Röntgens Nobelpreisurkunde bald Weltkulturerbe?

Röntgens Nobelpreisurkunde bald Weltkulturerbe?
Die teilvergoldete Urkunde wurde von der schwedischen Künstlerin Sofia Gisberg von Hand gefertigt und stammt aus dem persönlichen Nachlass Röntgens, den dieser der Universität Würzburg übereignete (©Universitätsarchiv JMU Würzburg)

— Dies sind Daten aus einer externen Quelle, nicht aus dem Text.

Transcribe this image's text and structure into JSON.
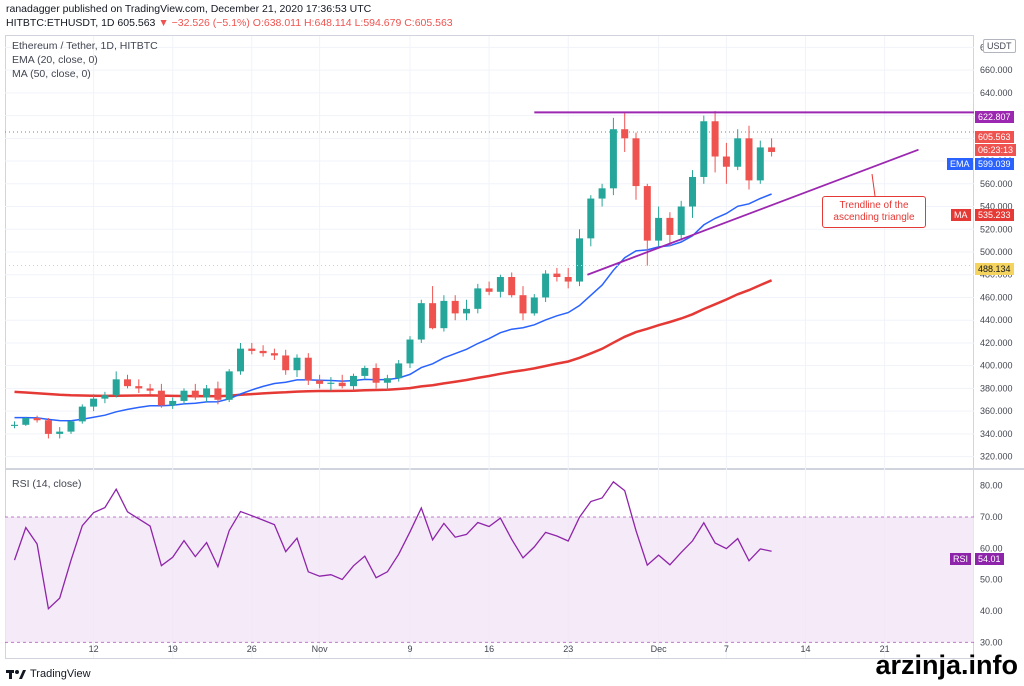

Das Archiv der Julius-Maximilians-Universität Würzburg bewirbt sich mit der Nobelpreis-Urkunde Wilhelm Conrad Röntgens für das renommierte „Memory of the World“-Programm der Unesco.

  • Datum:
    31.07.2018
  • Autor:
    M. Bosch (mh/ktg)
  • Quelle:
    Julius-Maximilians-Universität Würzburg

Die Organisation der Vereinten Nationen für Bildung, Wissenschaft und Kultur (Unesco) hat sich nicht nur dem Schutz historisch und kulturell wertvoller Baumonumente oder einzigartiger Landschaften verpflichtet. Sie fördert mit ihrem Programm „Memory of the World“ auch den Schutz des geistigen Erbes der Menschheit. Das Universitätsarchiv hat sich nun mit der Nobelpreisurkunde Wilhelm Conrad Röntgens aus dem Jahr 1901 um einen Platz in der Reihe dieser bedeutenden Kulturdokumente beworben.

Röntgen ist mit der Entdeckung der Strahlen, die seit über hundert Jahren bedeutende Erkenntnisse in der Forschung hervorbringen, weltweit ein Begriff. Weniger bekannt ist hingegen, dass der Würzburger Wissenschaftler damit den ersten jemals verliehenen Nobelpreis für sich beanspruchen konnte.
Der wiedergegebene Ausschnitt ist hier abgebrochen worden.